Any time you have something sit out for a long time that provides good cover, wasps will build nests there. Concrete blocks, an old drop cloth, whatever. If it will hide them and their colony, they will take it over. They will build nests in the ground, too, and they get very nasty toward the end of the summer.
Mike McGrath, my go-to guy, has ways of fixing this on his YBYG website. GO THERE AND FIND OUT.
It wouldn't have worked in my case, but what I can do is pour horticultural oil on the stuff that they nested in. Of course, it only kills the ones it touches, but enough got touched to break up the colony.
Then I had to deal with the ones floating around where the colony had been, foragers who came home and found that everything was gone. Here's a helpful site.
I had two of the essential oils they talked about because I mix them with rubbing alcohol and witch hazel for bug repellent that I put on before doing work in my back yard.
I also had borax and a recipe for boric acid.
So I sprinkled the porch brick with essential oil to drive off the last homeless wasps, and then I loaded my water gun with boric acid and sprayed it all over the brick to poison it for new wasps -- and also ants. The homeless wasps will die in less than three weeks. No other colony will take them in and they are workers, not royalty who can start a new colony.
You do not want to spray boric acid into wasp nests in the ground. It does not wash out of the soil. Use McGrath's solution instead.
And by the way, ice poultices do a good job of stopping wasp stings from burning. Just don't get too courageous, because the effects are additive and the next sting you get could create an allergic reaction that can be deadly.
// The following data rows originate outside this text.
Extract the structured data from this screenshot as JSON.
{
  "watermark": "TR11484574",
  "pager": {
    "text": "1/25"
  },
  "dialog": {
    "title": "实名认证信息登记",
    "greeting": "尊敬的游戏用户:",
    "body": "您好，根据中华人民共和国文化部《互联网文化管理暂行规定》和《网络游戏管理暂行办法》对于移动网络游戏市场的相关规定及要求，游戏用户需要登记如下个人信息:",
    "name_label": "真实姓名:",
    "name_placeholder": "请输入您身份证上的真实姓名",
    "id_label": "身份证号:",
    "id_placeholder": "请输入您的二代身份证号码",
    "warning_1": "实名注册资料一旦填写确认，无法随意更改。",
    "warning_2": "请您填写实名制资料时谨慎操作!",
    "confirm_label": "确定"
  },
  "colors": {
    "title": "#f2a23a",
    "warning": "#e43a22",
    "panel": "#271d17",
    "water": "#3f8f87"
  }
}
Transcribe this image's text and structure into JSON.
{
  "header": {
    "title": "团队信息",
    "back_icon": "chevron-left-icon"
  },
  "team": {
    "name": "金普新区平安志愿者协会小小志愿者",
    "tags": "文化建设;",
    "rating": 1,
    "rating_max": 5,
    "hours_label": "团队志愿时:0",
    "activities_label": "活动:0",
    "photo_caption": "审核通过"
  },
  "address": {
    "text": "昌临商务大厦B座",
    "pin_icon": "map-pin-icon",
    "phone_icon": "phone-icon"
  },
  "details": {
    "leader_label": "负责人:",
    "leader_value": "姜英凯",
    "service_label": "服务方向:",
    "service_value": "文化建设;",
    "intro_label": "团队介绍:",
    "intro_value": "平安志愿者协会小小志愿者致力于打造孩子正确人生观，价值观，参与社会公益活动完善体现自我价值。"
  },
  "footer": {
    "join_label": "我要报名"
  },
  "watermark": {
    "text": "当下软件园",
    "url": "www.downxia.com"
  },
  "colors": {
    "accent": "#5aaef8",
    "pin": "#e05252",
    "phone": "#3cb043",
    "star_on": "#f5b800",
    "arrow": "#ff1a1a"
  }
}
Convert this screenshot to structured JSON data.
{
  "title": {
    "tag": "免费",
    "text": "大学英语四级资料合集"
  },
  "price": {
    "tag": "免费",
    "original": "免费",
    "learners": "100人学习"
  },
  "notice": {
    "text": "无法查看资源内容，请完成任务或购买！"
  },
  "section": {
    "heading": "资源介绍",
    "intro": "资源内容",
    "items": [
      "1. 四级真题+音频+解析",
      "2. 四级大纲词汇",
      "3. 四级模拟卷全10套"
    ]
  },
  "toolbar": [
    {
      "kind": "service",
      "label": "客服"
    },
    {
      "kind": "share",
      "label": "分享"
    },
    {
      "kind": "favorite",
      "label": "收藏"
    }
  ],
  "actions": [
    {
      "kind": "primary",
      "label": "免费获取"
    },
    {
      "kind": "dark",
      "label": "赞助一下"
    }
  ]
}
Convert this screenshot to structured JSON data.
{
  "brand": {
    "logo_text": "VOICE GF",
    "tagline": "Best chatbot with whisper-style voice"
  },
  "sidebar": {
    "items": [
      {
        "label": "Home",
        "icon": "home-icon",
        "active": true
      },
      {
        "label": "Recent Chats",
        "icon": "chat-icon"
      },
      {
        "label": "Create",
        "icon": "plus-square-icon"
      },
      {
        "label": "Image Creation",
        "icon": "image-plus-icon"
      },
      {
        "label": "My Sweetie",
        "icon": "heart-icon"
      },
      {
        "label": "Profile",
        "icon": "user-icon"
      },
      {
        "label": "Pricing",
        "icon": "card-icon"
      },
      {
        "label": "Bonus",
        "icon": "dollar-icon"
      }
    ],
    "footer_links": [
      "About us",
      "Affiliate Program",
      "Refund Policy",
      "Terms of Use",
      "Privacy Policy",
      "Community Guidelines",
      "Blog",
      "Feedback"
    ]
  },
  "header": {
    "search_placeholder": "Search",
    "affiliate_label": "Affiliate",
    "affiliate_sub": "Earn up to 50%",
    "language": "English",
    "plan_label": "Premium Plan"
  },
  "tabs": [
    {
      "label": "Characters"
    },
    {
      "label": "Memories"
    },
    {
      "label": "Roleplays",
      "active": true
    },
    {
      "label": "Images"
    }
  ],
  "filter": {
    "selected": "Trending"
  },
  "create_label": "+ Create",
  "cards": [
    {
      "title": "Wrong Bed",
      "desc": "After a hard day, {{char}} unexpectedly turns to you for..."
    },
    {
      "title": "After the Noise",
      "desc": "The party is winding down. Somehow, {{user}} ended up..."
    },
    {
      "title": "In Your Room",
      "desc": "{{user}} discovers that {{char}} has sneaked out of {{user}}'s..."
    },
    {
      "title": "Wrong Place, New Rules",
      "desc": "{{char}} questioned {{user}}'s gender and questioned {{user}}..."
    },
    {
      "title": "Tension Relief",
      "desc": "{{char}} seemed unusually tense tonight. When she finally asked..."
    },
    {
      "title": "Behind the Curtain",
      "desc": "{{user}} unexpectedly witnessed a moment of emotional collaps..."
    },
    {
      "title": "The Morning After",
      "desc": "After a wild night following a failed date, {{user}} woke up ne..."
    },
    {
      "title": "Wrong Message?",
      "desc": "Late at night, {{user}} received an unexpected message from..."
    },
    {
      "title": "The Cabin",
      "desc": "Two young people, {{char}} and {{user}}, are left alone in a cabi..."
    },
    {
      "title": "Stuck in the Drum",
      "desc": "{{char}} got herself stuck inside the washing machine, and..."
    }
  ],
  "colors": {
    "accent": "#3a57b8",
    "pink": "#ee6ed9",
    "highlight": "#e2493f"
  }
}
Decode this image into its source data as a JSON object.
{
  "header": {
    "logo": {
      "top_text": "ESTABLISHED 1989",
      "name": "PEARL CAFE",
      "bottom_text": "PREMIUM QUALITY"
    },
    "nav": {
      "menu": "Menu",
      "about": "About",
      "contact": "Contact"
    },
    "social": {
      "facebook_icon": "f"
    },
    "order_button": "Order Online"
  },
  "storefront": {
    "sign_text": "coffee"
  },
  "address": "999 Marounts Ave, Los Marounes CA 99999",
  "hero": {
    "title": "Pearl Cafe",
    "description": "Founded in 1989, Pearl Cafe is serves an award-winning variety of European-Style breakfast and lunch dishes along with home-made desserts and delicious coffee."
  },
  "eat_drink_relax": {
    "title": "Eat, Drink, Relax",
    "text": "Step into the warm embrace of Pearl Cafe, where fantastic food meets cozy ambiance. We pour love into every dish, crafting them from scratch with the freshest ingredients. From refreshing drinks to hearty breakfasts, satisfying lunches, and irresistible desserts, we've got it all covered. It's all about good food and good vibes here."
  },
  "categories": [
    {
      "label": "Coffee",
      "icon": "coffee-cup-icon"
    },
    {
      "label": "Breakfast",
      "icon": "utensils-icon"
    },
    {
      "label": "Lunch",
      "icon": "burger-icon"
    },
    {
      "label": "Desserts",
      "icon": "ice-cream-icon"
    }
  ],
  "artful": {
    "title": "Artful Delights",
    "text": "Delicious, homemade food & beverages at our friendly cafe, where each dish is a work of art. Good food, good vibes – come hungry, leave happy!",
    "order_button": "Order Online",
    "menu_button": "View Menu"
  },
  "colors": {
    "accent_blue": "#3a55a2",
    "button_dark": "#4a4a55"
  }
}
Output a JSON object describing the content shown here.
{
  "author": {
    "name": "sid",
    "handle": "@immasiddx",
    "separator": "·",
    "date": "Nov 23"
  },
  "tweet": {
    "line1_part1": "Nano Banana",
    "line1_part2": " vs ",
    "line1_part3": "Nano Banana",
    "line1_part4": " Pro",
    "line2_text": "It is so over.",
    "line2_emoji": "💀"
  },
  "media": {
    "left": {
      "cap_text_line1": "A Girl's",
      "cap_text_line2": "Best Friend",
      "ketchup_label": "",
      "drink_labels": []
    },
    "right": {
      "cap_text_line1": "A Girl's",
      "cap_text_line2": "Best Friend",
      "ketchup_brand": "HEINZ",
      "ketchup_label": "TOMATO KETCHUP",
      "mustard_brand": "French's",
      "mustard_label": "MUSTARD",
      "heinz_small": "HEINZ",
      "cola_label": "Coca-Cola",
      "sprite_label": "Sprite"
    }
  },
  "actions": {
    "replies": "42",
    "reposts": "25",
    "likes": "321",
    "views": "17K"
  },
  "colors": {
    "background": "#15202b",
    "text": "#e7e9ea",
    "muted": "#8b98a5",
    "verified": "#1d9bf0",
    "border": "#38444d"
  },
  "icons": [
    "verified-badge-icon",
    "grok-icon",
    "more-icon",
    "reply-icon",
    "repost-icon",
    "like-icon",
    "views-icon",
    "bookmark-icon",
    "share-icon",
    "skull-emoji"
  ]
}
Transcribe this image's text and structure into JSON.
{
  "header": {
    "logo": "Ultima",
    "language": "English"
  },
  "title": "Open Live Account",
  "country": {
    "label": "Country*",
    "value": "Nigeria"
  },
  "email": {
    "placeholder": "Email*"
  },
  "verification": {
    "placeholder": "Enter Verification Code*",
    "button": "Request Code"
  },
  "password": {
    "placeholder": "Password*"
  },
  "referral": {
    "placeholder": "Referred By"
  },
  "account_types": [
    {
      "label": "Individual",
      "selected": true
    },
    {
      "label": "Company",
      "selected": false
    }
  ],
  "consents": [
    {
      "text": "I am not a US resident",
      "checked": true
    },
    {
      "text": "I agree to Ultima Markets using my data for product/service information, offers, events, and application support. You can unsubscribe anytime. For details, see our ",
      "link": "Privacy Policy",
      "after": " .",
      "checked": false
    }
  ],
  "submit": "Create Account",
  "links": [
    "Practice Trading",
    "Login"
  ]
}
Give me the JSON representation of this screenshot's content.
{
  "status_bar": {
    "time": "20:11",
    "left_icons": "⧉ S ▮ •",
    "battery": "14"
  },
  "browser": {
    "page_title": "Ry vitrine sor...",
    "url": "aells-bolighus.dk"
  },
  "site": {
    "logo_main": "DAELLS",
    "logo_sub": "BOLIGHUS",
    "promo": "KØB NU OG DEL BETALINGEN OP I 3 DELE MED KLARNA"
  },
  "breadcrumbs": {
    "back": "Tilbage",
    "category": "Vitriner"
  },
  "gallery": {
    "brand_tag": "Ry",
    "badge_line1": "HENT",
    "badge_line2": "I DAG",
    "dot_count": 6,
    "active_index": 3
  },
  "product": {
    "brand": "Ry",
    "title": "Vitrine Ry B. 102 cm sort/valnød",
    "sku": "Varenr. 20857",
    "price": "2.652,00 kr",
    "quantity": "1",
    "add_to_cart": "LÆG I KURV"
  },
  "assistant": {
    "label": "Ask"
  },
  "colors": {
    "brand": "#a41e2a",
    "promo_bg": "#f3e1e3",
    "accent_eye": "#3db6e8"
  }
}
It happened to a woman within 100 miles of where I live who pruned her azaleas at the wrong time of year, not knowing that she was at the tipping point.
And let this be a lesson to you to keep your property clean, to shift everything and groom around it at least once a year, to put stuff in the trash as soon as you know you're not going to need it any more, or to shut it up where wasps and other things can't get at it, and to do your landscape maintenance at the correct time for the plants instead of when it's convenient for you.